During the cool season, the days are pleasant to warm but the mornings are quite cold. Sometimes, the temperature drops to as low as -2 C. It is also windy and foggy in this season. In January 2009, a cold wave caused temperatures to drop to 0 C.

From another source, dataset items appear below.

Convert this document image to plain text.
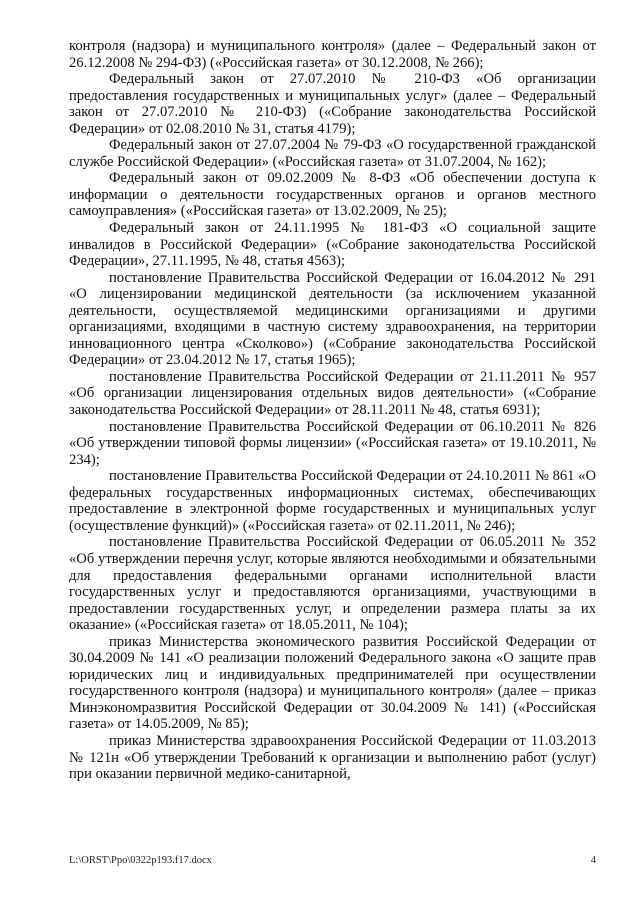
контроля (надзора) и муниципального контроля» (далее – Федеральный закон от 26.12.2008 № 294-ФЗ) («Российская газета» от 30.12.2008, № 266);

Федеральный закон от 27.07.2010 № 210-ФЗ «Об организации предоставления государственных и муниципальных услуг» (далее – Федеральный закон от 27.07.2010 № 210-ФЗ) («Собрание законодательства Российской Федерации» от 02.08.2010 № 31, статья 4179);

Федеральный закон от 27.07.2004 № 79-ФЗ «О государственной гражданской службе Российской Федерации» («Российская газета» от 31.07.2004, № 162);

Федеральный закон от 09.02.2009 № 8-ФЗ «Об обеспечении доступа к информации о деятельности государственных органов и органов местного самоуправления» («Российская газета» от 13.02.2009, № 25);

Федеральный закон от 24.11.1995 № 181-ФЗ «О социальной защите инвалидов в Российской Федерации» («Собрание законодательства Российской Федерации», 27.11.1995, № 48, статья 4563);

постановление Правительства Российской Федерации от 16.04.2012 № 291 «О лицензировании медицинской деятельности (за исключением указанной деятельности, осуществляемой медицинскими организациями и другими организациями, входящими в частную систему здравоохранения, на территории инновационного центра «Сколково») («Собрание законодательства Российской Федерации» от 23.04.2012 № 17, статья 1965);

постановление Правительства Российской Федерации от 21.11.2011 № 957 «Об организации лицензирования отдельных видов деятельности» («Собрание законодательства Российской Федерации» от 28.11.2011 № 48, статья 6931);

постановление Правительства Российской Федерации от 06.10.2011 № 826 «Об утверждении типовой формы лицензии» («Российская газета» от 19.10.2011, № 234);

постановление Правительства Российской Федерации от 24.10.2011 № 861 «О федеральных государственных информационных системах, обеспечивающих предоставление в электронной форме государственных и муниципальных услуг (осуществление функций)» («Российская газета» от 02.11.2011, № 246);

постановление Правительства Российской Федерации от 06.05.2011 № 352 «Об утверждении перечня услуг, которые являются необходимыми и обязательными для предоставления федеральными органами исполнительной власти государственных услуг и предоставляются организациями, участвующими в предоставлении государственных услуг, и определении размера платы за их оказание» («Российская газета» от 18.05.2011, № 104);

приказ Министерства экономического развития Российской Федерации от 30.04.2009 № 141 «О реализации положений Федерального закона «О защите прав юридических лиц и индивидуальных предпринимателей при осуществлении государственного контроля (надзора) и муниципального контроля» (далее – приказ Минэкономразвития Российской Федерации от 30.04.2009 № 141) («Российская газета» от 14.05.2009, № 85);

приказ Министерства здравоохранения Российской Федерации от 11.03.2013 № 121н «Об утверждении Требований к организации и выполнению работ (услуг) при оказании первичной медико-санитарной,

L:\ORST\Ppo\0322p193.f17.docx	4
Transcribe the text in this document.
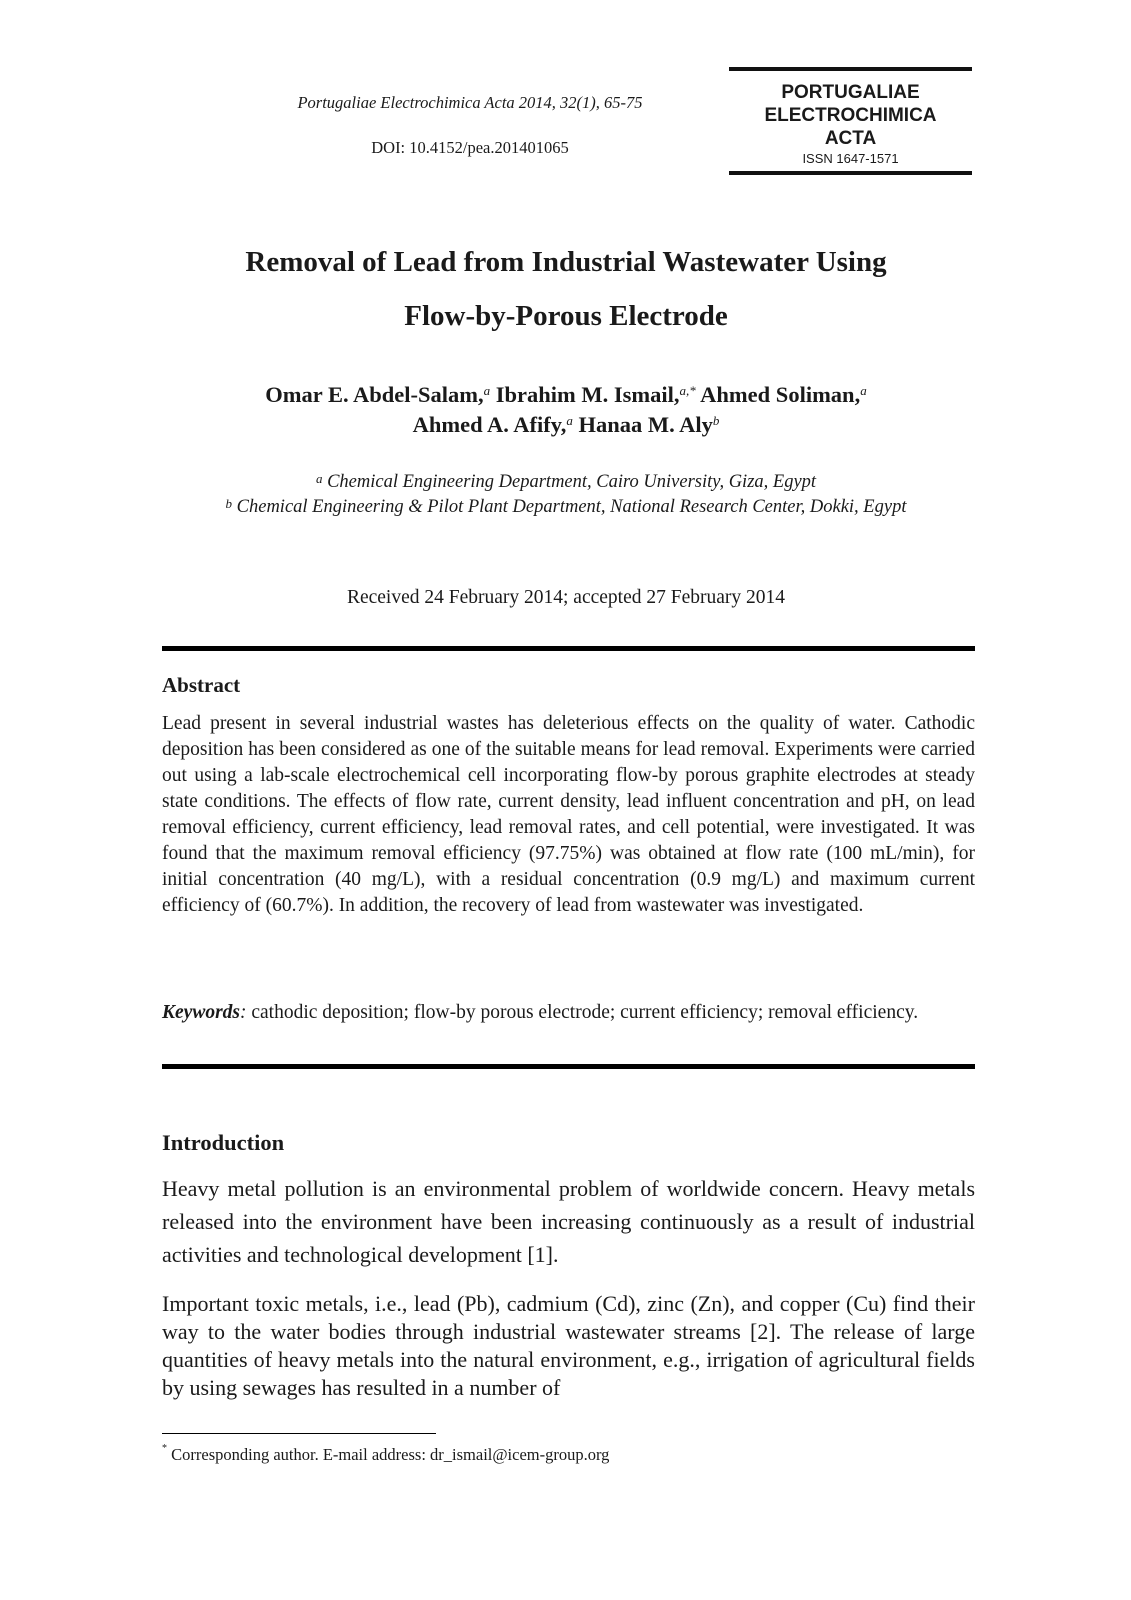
Portugaliae Electrochimica Acta 2014, 32(1), 65-75
DOI: 10.4152/pea.201401065
PORTUGALIAE
ELECTROCHIMICA
ACTA
ISSN 1647-1571
Removal of Lead from Industrial Wastewater Using
Flow-by-Porous Electrode
Omar E. Abdel-Salam,$^a$ Ibrahim M. Ismail,$^{a,*}$ Ahmed Soliman,$^a$
Ahmed A. Afify,$^a$ Hanaa M. Aly$^b$
$^a$ Chemical Engineering Department, Cairo University, Giza, Egypt
$^b$ Chemical Engineering & Pilot Plant Department, National Research Center, Dokki, Egypt
Received 24 February 2014; accepted 27 February 2014
Abstract
Lead present in several industrial wastes has deleterious effects on the quality of water. Cathodic deposition has been considered as one of the suitable means for lead removal. Experiments were carried out using a lab-scale electrochemical cell incorporating flow-by porous graphite electrodes at steady state conditions. The effects of flow rate, current density, lead influent concentration and pH, on lead removal efficiency, current efficiency, lead removal rates, and cell potential, were investigated. It was found that the maximum removal efficiency (97.75%) was obtained at flow rate (100 mL/min), for initial concentration (40 mg/L), with a residual concentration (0.9 mg/L) and maximum current efficiency of (60.7%). In addition, the recovery of lead from wastewater was investigated.
Keywords: cathodic deposition; flow-by porous electrode; current efficiency; removal efficiency.
Introduction
Heavy metal pollution is an environmental problem of worldwide concern. Heavy metals released into the environment have been increasing continuously as a result of industrial activities and technological development [1].
Important toxic metals, i.e., lead (Pb), cadmium (Cd), zinc (Zn), and copper (Cu) find their way to the water bodies through industrial wastewater streams [2]. The release of large quantities of heavy metals into the natural environment, e.g., irrigation of agricultural fields by using sewages has resulted in a number of
* Corresponding author. E-mail address: dr_ismail@icem-group.org
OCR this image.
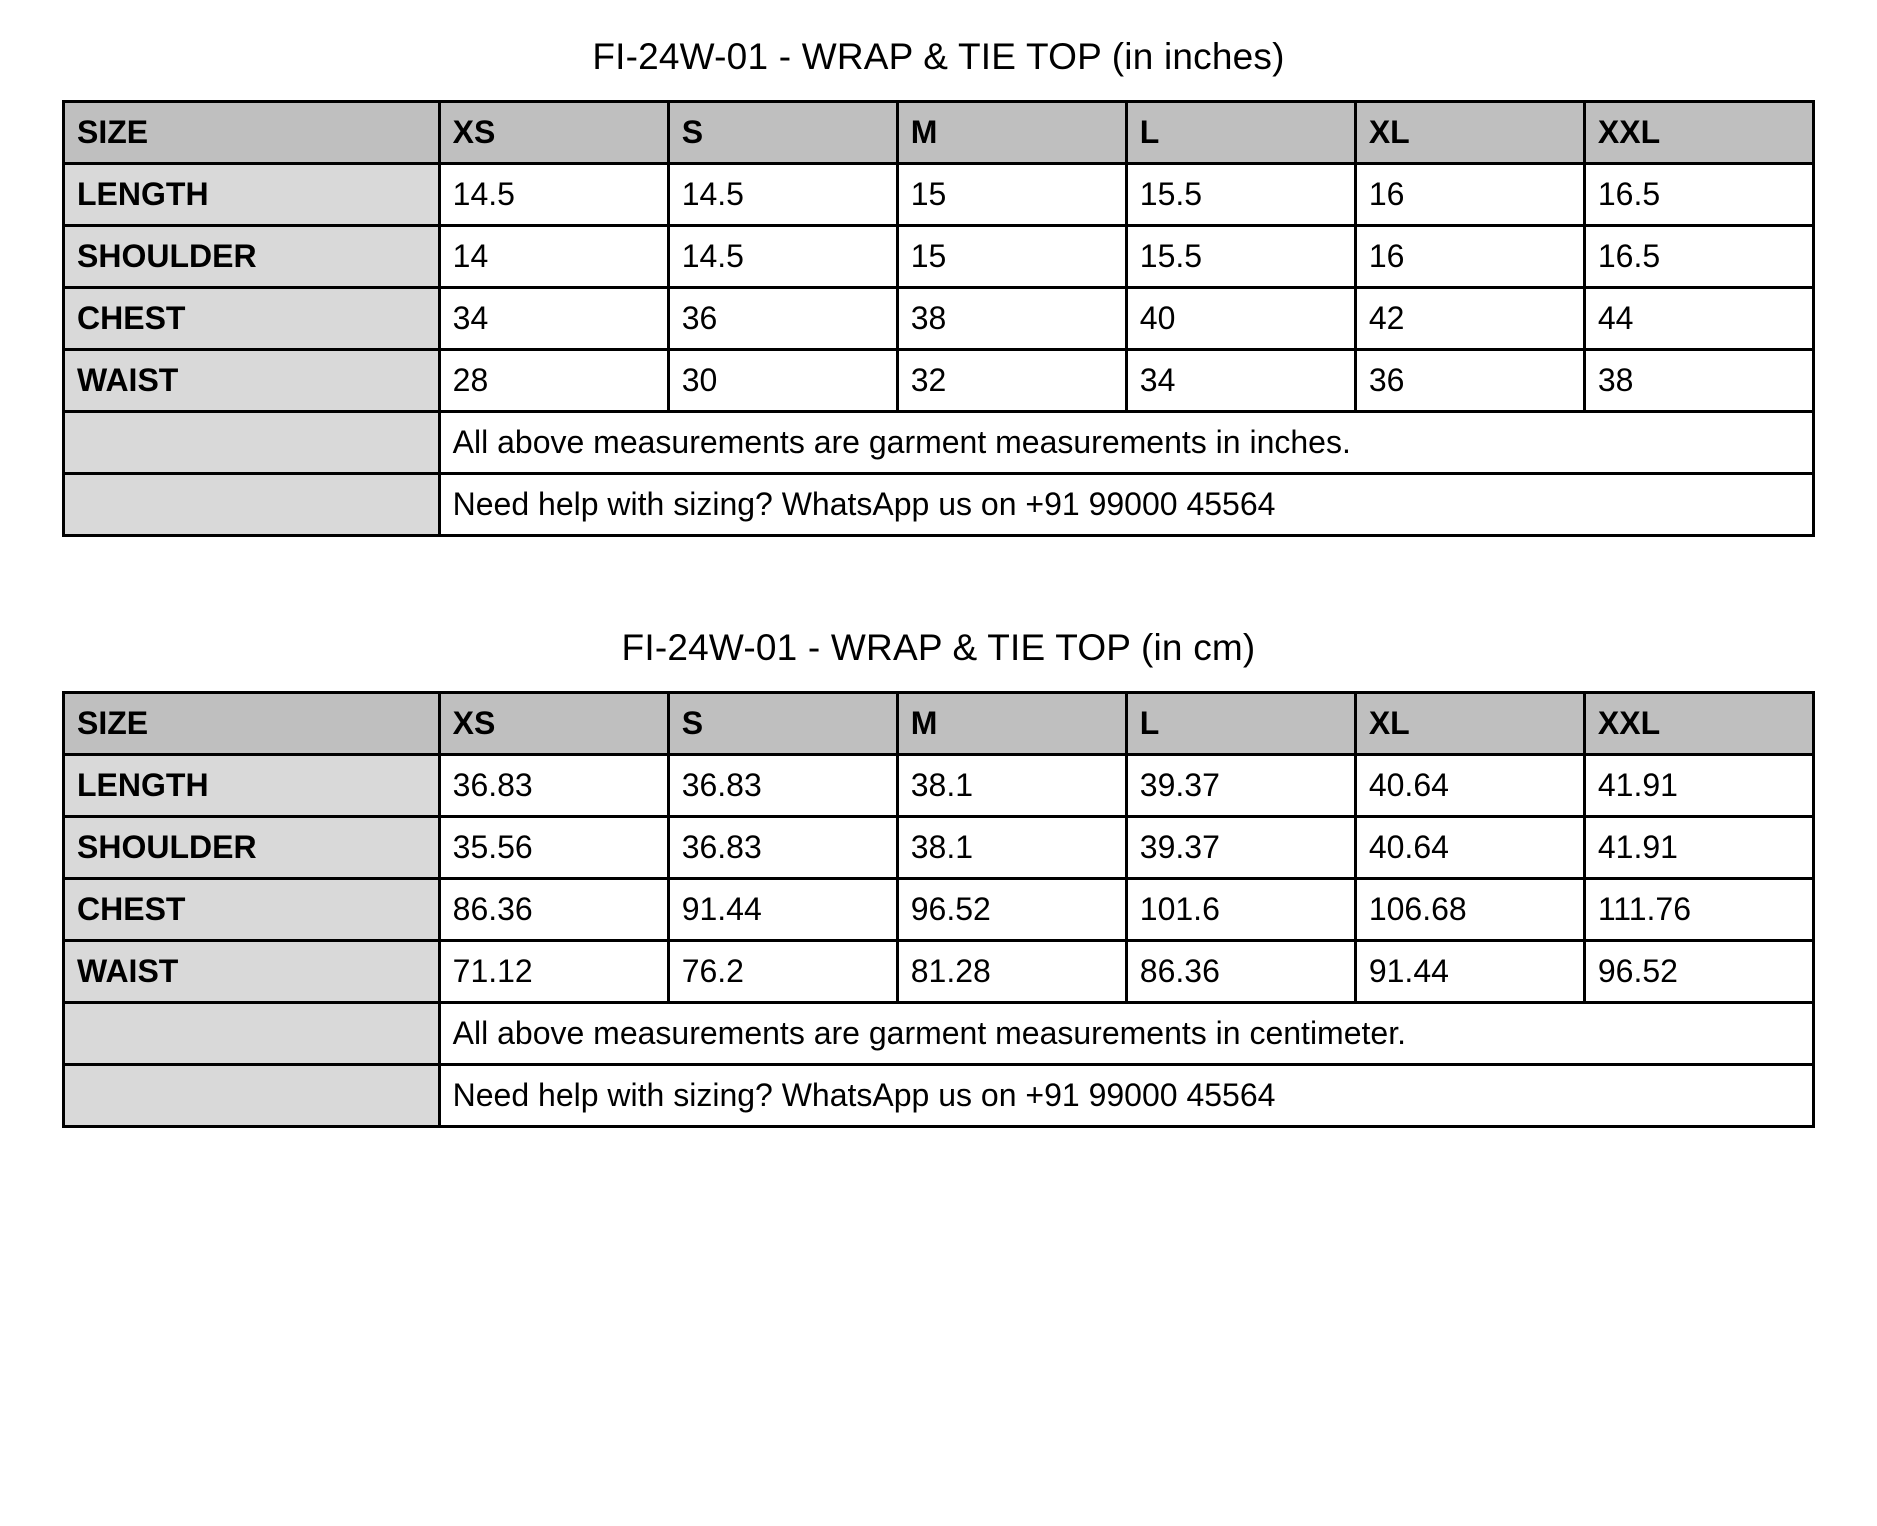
FI-24W-01 - WRAP & TIE TOP (in inches)
SIZE	XS	S	M	L	XL	XXL
LENGTH	14.5	14.5	15	15.5	16	16.5
SHOULDER	14	14.5	15	15.5	16	16.5
CHEST	34	36	38	40	42	44
WAIST	28	30	32	34	36	38
	All above measurements are garment measurements in inches.					
	Need help with sizing? WhatsApp us on +91 99000 45564					
FI-24W-01 - WRAP & TIE TOP (in cm)
SIZE	XS	S	M	L	XL	XXL
LENGTH	36.83	36.83	38.1	39.37	40.64	41.91
SHOULDER	35.56	36.83	38.1	39.37	40.64	41.91
CHEST	86.36	91.44	96.52	101.6	106.68	111.76
WAIST	71.12	76.2	81.28	86.36	91.44	96.52
	All above measurements are garment measurements in centimeter.					
	Need help with sizing? WhatsApp us on +91 99000 45564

Climate data for Hakha (1991–2020)
| Month | Jan | Feb | Mar | Apr | May | Jun | Jul | Aug | Sep | Oct | Nov | Dec | Year |
| Record high °C (°F) | 24.9 (76.8) | 26.4 (79.5) | 29.5 (85.1) | 32.5 (90.5) | 30.6 (87.1) | 30.0 (86.0) | 30.0 (86.0) | 28.0 (82.4) | 26.6 (79.9) | 27.0 (80.6) | 26.2 (79.2) | 24.7 (76.5) | 32.5 (90.5) |
| Mean daily maximum °C (°F) | 18.7 (65.7) | 20.6 (69.1) | 23.2 (73.8) | 25.0 (77.0) | 24.4 (75.9) | 23.2 (73.8) | 22.4 (72.3) | 22.1 (71.8) | 22.2 (72.0) | 21.5 (70.7) | 19.8 (67.6) | 18.5 (65.3) | 21.8 (71.2) |
| Daily mean °C (°F) | 10.5 (50.9) | 12.5 (54.5) | 15.7 (60.3) | 18.1 (64.6) | 19.0 (66.2) | 19.4 (66.9) | 19.2 (66.6) | 18.9 (66.0) | 18.6 (65.5) | 17.0 (62.6) | 13.4 (56.1) | 10.6 (51.1) | 16.1 (61.0) |
| Mean daily minimum °C (°F) | 2.2 (36.0) | 4.5 (40.1) | 8.3 (46.9) | 11.2 (52.2) | 13.6 (56.5) | 15.7 (60.3) | 16.0 (60.8) | 15.8 (60.4) | 15.0 (59.0) | 12.5 (54.5) | 7.0 (44.6) | 2.7 (36.9) | 10.4 (50.7) |
| Record low °C (°F) | −6.0 (21.2) | −5.0 (23.0) | −1.0 (30.2) | 4.6 (40.3) | 6.4 (43.5) | 10.0 (50.0) | 10.4 (50.7) | 10.7 (51.3) | 9.0 (48.2) | 3.5 (38.3) | −3.8 (25.2) | −4.8 (23.4) | −6.0 (21.2) |
| Average precipitation mm (inches) | 12.1 (0.48) | 11.1 (0.44) | 27.2 (1.07) | 66.0 (2.60) | 186.9 (7.36) | 261.5 (10.30) | 335.2 (13.20) | 351.6 (13.84) | 317.1 (12.48) | 205.3 (8.08) | 37.6 (1.48) | 14.2 (0.56) | 1,825.7 (71.88) |
| Average precipitation days (≥ 1.0 mm) | 1.0 | 1.8 | 3.0 | 6.8 | 13.5 | 20.3 | 23.7 | 23.3 | 20.7 | 15.8 | 4.4 | 1.1 | 135.4 |
Source 1: World Meteorological Organization
Source 2: Norwegian Meteorological Institute (extremes), NOAA (extremes)

== Culture ==
=== Religion ===
Most Chin people living in Hakha are Christians; therefore, they do not work on Sundays.

== Important sites ==
- Chin State Cultural Museum
- Rev. Van Hre Villa (Chin Traditional House)
- Missionaries' Cemetery
- East Bungalow
- Hakha Baptist Church

== Education ==
- Hakha University
- Hakha Educational College
- Chin Christian University
- Government Technical Institute, Hakha

== Sport ==
The 4,000-seat Wanthu Maung Stadium, a home stadium for Chin United F.C, was under construction as of 2017.

The UFC Flyweight Champion Joshua Van was born in Hakha and lived there until the age of 10.